FOR A year little has been heard of Sakineh Mohammadi Ashtiani. Locked away on death row in the Tabriz prison in the west of Iran, the 44-year-old mother of two had in 2010 been the focus of an international campaign for clemency after the Iranian authorities announced that she was due to die by stoning for adultery.
After what appeared to be a forced confession on TV there was only silence. Then on Sunday Malek Ajdar Sharifi, justice chief for East Azerbaijan province, announced, or seemed to, that her sentence was to be commuted to death by hanging. Clerics were being consulted on the issue because the prison did not have the facilities for stoning. Now, however, Sharifi says his comments were misinterpreted. “This case is following its normal course in line with the law,” he said.
Worryingly, it is likely that the judge’s remarks, whatever he said, were a way of testing the sensitivity of the case ahead of a more imminent execution. In the past, stoning sentences, under international pressure, have been changed to hanging – Abdollah Farivar, a music teacher who was sentenced to death by stoning for adultery was instead hanged in 2009.
Ashtiani was sentenced to death by stoning for conducting an “illicit relationship outside marriage” in 2006 after suffering years of abuse at the hands of her opium-addict husband, Ebrahim Ghaderzade, who also allegedly sold her for sex. She was also sentenced to death, reduced to 10 years, for assisting in his murder.
Although the EU and other international bodies have appealed for mercy, it is crucial such appeals, including from Ireland, be renewed immediately.

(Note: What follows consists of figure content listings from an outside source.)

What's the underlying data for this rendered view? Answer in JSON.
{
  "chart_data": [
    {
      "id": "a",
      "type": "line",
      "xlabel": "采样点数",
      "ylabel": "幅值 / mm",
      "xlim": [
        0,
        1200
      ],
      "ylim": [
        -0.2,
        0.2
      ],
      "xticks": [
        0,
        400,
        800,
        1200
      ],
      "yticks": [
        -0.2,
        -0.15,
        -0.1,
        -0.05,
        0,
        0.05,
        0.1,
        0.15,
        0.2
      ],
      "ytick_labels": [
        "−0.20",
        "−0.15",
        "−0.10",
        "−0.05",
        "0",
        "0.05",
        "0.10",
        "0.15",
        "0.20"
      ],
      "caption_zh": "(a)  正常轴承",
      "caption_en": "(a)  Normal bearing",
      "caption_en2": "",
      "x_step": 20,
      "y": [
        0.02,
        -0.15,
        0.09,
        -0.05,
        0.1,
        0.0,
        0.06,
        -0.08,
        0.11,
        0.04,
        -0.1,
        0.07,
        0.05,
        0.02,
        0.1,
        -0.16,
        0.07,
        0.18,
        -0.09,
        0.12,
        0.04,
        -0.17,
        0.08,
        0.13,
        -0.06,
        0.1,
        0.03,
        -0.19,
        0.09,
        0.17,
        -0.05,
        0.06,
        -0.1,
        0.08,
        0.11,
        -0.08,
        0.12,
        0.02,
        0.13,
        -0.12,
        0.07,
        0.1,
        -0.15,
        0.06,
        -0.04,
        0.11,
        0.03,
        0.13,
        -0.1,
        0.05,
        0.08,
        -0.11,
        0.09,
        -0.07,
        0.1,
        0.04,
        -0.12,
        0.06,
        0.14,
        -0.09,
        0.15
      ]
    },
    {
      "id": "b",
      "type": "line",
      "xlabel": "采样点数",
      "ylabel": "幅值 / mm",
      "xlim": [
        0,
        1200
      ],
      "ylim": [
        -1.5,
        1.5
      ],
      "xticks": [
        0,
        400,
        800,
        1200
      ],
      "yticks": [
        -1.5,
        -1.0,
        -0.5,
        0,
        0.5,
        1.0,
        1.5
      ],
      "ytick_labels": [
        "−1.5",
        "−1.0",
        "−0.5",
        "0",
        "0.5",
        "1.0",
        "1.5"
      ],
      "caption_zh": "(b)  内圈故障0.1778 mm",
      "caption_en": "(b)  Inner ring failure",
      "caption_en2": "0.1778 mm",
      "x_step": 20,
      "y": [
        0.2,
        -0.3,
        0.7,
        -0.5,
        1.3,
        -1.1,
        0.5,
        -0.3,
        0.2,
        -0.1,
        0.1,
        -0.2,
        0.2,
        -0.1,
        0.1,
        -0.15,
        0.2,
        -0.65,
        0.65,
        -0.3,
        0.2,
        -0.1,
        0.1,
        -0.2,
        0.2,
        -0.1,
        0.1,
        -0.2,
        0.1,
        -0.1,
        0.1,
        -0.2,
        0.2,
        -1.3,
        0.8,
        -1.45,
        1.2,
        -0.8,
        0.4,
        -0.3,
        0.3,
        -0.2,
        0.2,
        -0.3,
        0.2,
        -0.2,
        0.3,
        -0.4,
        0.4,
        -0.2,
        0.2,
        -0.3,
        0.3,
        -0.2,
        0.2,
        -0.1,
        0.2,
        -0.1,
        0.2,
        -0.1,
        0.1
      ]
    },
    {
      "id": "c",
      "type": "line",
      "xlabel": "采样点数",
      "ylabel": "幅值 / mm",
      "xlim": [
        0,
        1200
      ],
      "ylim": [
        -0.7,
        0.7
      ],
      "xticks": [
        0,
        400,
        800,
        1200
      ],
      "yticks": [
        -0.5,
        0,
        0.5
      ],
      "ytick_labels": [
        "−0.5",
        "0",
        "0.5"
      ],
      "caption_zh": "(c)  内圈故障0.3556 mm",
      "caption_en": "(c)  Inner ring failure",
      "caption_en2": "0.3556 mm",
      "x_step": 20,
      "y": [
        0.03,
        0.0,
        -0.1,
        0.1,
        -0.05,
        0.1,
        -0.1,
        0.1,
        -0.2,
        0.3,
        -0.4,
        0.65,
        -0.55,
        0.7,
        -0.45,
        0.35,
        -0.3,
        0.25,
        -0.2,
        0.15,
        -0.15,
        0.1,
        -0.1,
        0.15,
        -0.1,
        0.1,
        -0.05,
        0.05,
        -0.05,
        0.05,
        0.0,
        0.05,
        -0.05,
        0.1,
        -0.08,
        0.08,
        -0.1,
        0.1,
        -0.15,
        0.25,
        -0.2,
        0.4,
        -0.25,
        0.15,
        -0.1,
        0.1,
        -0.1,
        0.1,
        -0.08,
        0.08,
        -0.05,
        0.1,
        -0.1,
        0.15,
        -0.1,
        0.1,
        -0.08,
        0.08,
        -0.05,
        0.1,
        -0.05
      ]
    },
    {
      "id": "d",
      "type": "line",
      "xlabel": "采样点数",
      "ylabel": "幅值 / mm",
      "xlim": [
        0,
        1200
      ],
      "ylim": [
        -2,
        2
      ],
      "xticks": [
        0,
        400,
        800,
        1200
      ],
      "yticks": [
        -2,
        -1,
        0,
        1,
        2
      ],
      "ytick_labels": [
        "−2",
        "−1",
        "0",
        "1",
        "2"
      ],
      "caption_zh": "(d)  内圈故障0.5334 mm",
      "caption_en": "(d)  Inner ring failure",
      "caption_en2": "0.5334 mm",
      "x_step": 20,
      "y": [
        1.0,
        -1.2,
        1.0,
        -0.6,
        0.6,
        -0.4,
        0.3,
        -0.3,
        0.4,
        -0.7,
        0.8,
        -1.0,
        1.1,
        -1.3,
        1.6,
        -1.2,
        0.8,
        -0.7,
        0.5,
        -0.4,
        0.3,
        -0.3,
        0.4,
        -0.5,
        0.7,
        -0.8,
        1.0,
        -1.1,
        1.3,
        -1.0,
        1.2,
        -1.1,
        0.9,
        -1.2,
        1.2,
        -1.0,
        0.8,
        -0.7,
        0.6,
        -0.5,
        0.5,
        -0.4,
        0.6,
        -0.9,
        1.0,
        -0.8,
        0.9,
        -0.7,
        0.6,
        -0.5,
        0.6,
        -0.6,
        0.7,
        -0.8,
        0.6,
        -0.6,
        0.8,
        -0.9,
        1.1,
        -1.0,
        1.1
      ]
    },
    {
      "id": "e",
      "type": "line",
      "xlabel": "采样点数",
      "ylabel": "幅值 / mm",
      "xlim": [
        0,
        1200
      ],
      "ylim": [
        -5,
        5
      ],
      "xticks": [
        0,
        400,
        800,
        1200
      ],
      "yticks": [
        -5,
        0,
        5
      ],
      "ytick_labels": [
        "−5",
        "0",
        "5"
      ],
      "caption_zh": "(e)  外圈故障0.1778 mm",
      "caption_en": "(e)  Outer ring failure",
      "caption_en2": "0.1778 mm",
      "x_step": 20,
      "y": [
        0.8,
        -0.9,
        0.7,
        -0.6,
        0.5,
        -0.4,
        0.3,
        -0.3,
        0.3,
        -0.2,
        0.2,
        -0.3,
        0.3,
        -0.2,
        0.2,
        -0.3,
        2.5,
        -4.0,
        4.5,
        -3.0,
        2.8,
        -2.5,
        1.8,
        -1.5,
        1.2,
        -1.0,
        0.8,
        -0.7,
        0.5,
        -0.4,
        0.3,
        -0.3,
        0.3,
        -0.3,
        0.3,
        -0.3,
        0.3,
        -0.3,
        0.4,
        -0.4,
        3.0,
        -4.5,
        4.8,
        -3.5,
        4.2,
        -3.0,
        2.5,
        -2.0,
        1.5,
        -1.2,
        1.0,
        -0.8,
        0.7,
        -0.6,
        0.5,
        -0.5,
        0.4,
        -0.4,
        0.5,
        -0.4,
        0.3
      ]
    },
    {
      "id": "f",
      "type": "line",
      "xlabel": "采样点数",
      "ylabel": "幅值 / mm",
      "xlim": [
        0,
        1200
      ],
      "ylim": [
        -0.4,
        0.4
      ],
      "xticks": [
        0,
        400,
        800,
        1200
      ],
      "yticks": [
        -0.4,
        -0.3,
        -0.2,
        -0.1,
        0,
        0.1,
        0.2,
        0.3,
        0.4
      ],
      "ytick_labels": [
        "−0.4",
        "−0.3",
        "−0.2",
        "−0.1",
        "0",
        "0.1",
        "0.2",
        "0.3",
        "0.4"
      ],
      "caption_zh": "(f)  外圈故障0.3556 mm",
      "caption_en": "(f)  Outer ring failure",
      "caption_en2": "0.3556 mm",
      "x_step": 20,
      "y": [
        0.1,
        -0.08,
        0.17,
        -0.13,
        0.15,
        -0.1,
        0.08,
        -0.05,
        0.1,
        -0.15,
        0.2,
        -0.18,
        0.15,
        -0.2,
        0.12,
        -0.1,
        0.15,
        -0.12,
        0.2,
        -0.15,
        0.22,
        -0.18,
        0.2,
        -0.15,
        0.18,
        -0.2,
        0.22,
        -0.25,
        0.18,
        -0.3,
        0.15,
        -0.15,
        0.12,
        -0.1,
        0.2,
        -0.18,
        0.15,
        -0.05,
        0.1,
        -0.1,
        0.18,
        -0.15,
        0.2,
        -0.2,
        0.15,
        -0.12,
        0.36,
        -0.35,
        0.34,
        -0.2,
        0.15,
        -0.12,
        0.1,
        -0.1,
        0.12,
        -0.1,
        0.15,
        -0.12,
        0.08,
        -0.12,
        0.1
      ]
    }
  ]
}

At least 600 people were executed in Iran in 2011 up to the end of November, while seven have been stoned to death since 2006. Some 14 are currently facing death by stoning, a legal but rare punishment in a handful of Muslim countries – as well as Iran, they include Saudi Arabia, Somalia, Sudan, Pakistan and Nigeria.
Meanwhile, in Pakistan, Christian woman Asia Bibi has just survived her third Christmas in the women’s prison of Sheikhupura, in the Punjab, awaiting execution for allegedly blaspheming the prophet Muhammad. She told visitors, who described her as very frail, that a guard has been suspended for trying to strangle her. “I am given raw material to cook for myself,” she told Life for All, a Christian organisation, “since the administration fears I might be poisoned, as other Christians accused of blasphemy were poisoned or killed in jail.”